Half past the holidays,
in winter’s less festive cousin, mid-
January. Tiny lights twinkle
off, though the shuffle of Instacart,
Amazon, Postmates, and Doordash
keep the pantry full and the pandemic
at bay. Splotches of snow, leftovers
from a winter feast, vitiligo
the lawns, awaiting the next
blustering meal to come.
Barely more than a first draft, it felt strange to share it. Unlike most of my poetry, it had nothing to do with politics or growing up intersex. But this was still work a work environment. These were coworkers, not close friends or the anything-goes environment of a literary journal or workshop. And it was delightfully freeing and satisfying.
The three of us rotated, coming up with challenges and prompts for poetry. Sometimes it was to use a specific word or phrase. Sometimes to write about a particular feeling. An image of a birdhouse in a field. Specific poetry forms like the ghazal or sonnet. In the deep end of learning a new style guide and the myriad systems we use to do our jobs, I was buoyed by these poetic sojourns.

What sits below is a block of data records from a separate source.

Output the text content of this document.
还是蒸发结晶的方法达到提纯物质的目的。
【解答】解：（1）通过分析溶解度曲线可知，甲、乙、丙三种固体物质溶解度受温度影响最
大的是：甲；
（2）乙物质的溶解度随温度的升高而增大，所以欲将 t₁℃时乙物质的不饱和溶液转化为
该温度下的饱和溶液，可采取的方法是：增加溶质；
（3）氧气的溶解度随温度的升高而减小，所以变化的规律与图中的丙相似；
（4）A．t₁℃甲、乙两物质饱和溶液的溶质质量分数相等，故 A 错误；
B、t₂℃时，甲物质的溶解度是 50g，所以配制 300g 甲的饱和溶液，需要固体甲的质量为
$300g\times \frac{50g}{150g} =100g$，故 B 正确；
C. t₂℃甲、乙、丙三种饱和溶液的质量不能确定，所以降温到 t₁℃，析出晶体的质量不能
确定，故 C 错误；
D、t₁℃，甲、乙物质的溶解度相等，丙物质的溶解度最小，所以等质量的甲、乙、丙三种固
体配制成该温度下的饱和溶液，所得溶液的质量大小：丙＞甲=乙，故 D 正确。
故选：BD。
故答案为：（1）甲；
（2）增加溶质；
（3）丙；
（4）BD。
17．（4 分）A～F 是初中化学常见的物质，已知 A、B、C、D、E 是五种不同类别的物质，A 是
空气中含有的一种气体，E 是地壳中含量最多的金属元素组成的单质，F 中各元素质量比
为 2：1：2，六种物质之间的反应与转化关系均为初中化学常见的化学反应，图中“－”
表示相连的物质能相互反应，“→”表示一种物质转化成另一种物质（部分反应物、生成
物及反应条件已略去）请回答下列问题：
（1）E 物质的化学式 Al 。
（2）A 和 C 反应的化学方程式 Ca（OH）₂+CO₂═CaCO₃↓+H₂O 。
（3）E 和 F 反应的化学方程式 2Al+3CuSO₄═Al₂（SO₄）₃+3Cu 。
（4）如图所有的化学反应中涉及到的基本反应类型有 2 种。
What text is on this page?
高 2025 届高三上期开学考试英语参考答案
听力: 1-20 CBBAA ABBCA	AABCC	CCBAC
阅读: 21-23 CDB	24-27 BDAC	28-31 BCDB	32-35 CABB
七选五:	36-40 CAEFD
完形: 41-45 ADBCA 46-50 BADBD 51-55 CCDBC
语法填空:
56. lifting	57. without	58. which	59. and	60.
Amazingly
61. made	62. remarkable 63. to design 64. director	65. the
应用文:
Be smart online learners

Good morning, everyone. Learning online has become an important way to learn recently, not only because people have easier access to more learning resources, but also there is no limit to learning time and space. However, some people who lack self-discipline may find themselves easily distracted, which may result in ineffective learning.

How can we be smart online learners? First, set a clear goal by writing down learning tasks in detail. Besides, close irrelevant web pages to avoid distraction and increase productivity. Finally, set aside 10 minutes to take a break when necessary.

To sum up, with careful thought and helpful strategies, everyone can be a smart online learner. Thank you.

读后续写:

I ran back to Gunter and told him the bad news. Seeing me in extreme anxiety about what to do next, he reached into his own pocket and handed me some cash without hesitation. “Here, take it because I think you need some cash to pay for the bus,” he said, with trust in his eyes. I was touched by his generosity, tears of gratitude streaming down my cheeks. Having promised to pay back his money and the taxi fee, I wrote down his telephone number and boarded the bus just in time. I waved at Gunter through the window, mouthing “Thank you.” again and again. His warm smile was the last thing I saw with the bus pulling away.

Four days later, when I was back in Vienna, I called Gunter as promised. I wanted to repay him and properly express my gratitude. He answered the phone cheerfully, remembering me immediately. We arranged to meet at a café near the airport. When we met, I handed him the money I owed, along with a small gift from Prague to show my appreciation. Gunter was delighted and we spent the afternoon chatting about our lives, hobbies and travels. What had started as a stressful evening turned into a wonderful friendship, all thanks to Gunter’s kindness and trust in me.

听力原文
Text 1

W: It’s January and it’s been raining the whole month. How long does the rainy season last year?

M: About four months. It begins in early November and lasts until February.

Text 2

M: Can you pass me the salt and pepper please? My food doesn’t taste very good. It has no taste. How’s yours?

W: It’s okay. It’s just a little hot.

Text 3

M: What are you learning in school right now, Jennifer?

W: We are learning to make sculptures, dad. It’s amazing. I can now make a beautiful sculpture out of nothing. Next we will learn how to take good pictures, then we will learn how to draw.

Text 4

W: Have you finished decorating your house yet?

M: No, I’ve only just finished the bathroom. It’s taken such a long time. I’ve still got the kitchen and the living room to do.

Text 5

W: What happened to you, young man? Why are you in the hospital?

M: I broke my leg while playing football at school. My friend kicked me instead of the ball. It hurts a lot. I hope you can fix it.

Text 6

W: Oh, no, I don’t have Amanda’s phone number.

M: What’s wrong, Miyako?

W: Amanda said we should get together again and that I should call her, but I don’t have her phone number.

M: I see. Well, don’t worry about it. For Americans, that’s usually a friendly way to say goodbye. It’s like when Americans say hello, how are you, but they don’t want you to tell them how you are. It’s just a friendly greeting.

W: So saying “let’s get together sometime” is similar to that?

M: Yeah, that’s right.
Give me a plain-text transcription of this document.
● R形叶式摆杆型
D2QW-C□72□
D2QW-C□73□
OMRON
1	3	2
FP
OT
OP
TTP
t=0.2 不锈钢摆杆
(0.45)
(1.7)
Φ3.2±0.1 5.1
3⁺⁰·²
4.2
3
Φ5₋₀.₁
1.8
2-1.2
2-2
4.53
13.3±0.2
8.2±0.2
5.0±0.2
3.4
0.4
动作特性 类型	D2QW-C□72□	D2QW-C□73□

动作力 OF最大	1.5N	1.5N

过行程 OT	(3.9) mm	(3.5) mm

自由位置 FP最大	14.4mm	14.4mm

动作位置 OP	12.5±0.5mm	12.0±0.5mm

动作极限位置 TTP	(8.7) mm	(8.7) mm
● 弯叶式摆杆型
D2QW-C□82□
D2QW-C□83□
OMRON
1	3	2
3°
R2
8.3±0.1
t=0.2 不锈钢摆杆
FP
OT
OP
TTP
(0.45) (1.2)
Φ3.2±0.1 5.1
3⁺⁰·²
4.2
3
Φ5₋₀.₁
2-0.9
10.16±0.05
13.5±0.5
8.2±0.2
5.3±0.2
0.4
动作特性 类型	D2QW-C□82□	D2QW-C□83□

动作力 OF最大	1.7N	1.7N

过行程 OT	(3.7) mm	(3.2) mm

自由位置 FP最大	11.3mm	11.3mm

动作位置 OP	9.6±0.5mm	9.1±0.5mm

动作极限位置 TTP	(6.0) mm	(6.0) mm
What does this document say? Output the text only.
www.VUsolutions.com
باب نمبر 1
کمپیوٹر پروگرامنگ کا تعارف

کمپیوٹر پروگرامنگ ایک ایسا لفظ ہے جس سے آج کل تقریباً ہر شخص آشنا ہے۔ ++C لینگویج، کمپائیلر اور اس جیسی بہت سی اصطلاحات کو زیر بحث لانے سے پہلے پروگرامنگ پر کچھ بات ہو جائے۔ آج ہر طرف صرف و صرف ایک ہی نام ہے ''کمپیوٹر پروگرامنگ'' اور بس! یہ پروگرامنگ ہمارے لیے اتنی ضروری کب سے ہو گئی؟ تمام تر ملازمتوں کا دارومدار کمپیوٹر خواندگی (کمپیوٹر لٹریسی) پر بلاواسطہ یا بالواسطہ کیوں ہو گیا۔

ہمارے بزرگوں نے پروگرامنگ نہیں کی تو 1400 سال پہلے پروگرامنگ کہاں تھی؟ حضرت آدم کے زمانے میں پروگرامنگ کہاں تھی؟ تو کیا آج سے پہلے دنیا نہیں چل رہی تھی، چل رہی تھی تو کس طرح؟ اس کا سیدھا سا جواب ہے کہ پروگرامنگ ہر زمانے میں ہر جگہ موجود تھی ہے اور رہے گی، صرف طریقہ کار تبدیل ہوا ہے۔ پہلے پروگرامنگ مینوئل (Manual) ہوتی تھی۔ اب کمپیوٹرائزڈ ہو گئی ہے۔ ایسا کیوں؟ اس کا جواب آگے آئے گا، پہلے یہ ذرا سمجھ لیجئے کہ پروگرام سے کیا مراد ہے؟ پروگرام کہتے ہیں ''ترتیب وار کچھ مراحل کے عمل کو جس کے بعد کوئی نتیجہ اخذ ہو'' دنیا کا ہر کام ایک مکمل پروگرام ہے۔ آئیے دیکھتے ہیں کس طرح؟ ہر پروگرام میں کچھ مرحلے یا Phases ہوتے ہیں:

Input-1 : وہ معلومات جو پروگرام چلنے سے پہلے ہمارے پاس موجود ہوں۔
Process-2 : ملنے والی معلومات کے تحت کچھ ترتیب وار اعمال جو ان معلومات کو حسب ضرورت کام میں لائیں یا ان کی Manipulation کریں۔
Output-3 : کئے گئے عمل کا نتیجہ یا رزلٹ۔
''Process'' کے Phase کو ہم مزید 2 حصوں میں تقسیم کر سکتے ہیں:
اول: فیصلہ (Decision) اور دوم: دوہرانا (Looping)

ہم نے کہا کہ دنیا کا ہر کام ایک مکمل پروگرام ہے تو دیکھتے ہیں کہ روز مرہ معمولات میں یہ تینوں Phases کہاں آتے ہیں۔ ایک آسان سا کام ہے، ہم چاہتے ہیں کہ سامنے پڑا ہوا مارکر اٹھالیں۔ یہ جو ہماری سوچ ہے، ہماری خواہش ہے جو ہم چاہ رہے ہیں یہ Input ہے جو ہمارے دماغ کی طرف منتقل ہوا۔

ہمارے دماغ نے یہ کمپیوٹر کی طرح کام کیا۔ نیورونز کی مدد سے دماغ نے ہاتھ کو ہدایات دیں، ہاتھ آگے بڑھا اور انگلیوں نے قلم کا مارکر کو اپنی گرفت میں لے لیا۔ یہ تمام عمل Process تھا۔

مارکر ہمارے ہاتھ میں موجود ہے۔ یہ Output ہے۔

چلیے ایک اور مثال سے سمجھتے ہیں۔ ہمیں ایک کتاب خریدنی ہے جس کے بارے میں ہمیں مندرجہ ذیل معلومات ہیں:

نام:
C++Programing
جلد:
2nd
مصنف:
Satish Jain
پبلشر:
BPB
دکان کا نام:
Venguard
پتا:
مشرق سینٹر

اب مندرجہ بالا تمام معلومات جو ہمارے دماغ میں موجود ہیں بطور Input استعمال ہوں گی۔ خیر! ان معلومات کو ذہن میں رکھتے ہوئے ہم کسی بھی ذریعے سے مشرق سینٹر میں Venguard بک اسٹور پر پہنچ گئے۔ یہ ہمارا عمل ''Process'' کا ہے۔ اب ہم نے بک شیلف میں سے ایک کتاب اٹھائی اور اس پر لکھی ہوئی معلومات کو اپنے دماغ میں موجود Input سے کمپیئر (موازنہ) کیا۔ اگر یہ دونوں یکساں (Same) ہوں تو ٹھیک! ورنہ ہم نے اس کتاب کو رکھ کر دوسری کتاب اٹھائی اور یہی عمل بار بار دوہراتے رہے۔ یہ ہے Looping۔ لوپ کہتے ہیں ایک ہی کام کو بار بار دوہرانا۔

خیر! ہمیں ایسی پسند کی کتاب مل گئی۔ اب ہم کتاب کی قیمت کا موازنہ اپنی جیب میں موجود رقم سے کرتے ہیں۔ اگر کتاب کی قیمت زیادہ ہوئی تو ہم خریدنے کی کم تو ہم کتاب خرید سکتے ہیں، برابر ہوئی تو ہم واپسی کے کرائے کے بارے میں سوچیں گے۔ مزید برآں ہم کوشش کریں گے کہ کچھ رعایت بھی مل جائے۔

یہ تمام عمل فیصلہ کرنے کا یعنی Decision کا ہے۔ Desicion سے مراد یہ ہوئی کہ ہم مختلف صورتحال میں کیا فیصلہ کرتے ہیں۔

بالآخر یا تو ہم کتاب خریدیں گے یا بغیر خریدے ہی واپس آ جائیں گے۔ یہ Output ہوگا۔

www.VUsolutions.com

We’ve shared dozens of poems with each other. We’ve given each other book suggestions, particularly during August and The Sealey Challenge. Just last month, a friend of mine from grad school joined our technical writing team. She, too, is a poet, and has been welcomed into our little group. As if it couldn’t get any better.
Almost a year into the new job, it doesn’t feel like last time. The company is more focused on patient outcomes than my previous employer. There are eight teams of technical writers and an obvious investment in good writing. My team members and boss are cool. I’m not miserable. And that little poetry group gives me life and actually gets me excited to log into work each day. That’s priceless.